Women’s Equality Day is celebrated on August 26 every year. But has the Indian society accepted gender equality completely?

Women's Equality Day

Women's Equality Day

time

Women’s Equality Day is celebrated on August 26 every year. Gender equality is slowly yet steadily gaining roots in India with both the society and the government bodies considering it to be one of the most important factors for the overall development and progress of the country.

Decades ago Indian women were not allowed to go out of their homes to learn something or go to schools. The scenario changed when social activities like Jyotirao and Savitribai Phule started the first girls’ school in India. That one step has now become a blessing for women who have excelled in almost all fields and are working at the top ranks.

From going abroad for studies to serving as IAS officers and CEOs of multinational companies, women are now enjoying success and quality of life in almost all fields. Indeed the struggle for women’s equality has come a long way.

Law is supportive

Be it the inheritance of properties or getting alimony after divorce, most of the Indian laws now support women and help them to get their due rights. That is why they can now enjoy what the males until a few decades ago considered only their birthright.

Earlier women were not given any share in the ancestral property. But now the law says that women have equal rights as men when it comes to both ancestral and parental properties.

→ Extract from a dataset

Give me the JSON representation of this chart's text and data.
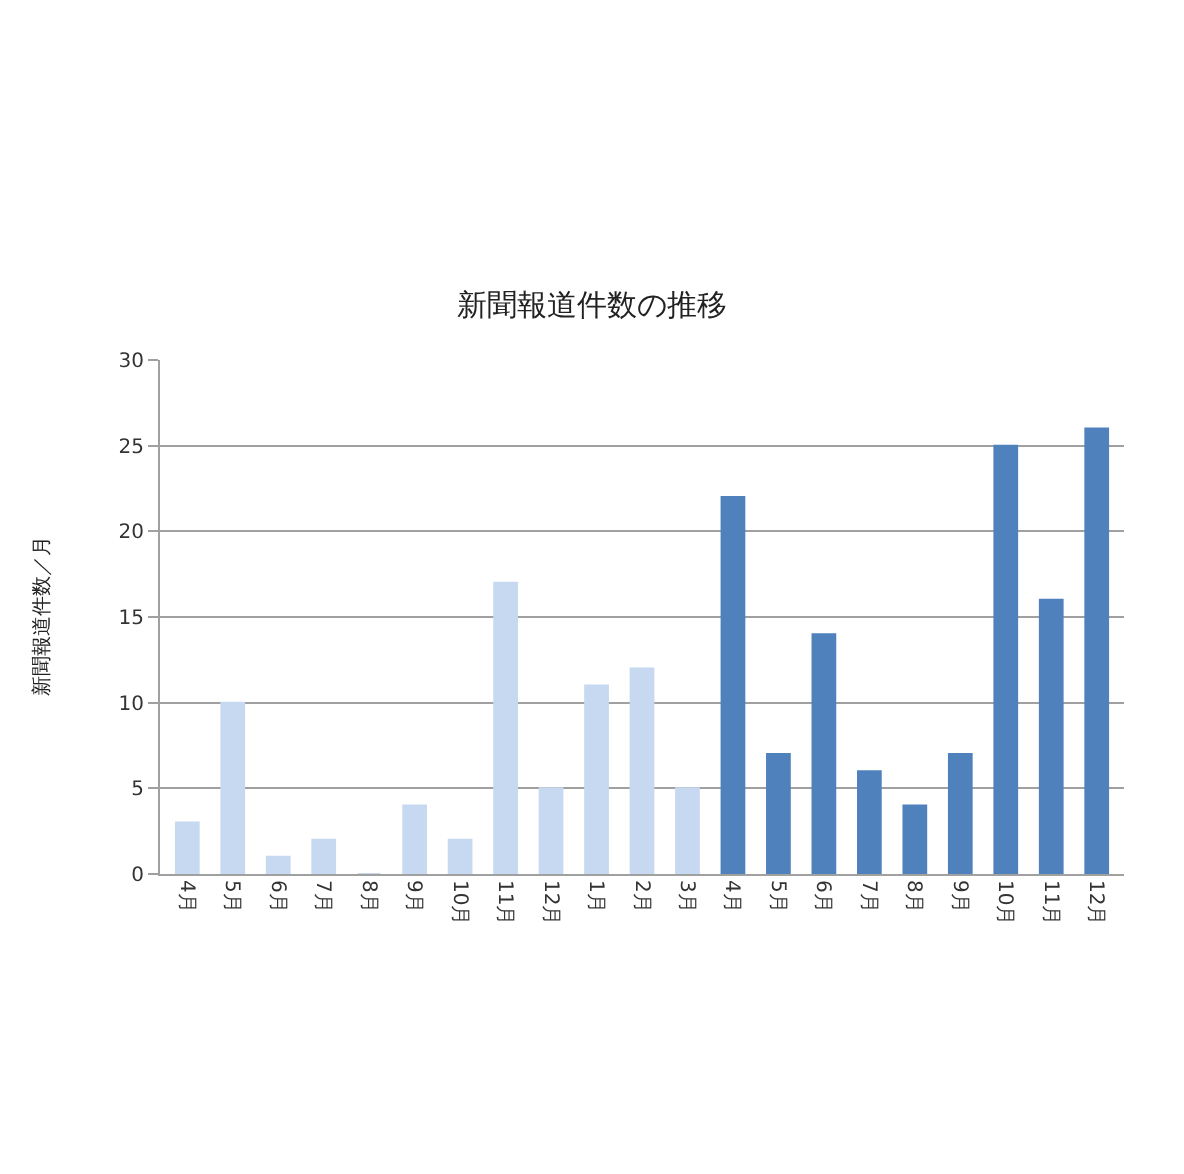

So both through education and by enforcement of supportive law, women are now enjoying equal rights in India.

Malpractices that still prevail

For centuries India has had many malpractices like women going to sati, dowry practices, and many more. While the practice of sati was stopped during British rule, the dowry practice continues even today. Many families feel burdened whenever a girl child is born in their family.

The parents start saving for the dowry of their girl since her infancy and that is also one of the reasons many families in several parts of the country abort a girl child if detected early during pregnancy.

There have been shocking incidences where the girl infants have been killed or drowned to death immediately after birth because the parents do not want to face the problem of marrying their daughter and giving huge ransom in dowry.

Discrimination and domestic violence are two other enormous issues that still prevail in Indian society and are a big stigma to this movement for women’s equality.

For this, the perception of both males and women in India needs to be changed and with education and social awakening, the days are not far when Indian women will also be looked upon as equals even in small towns and villages.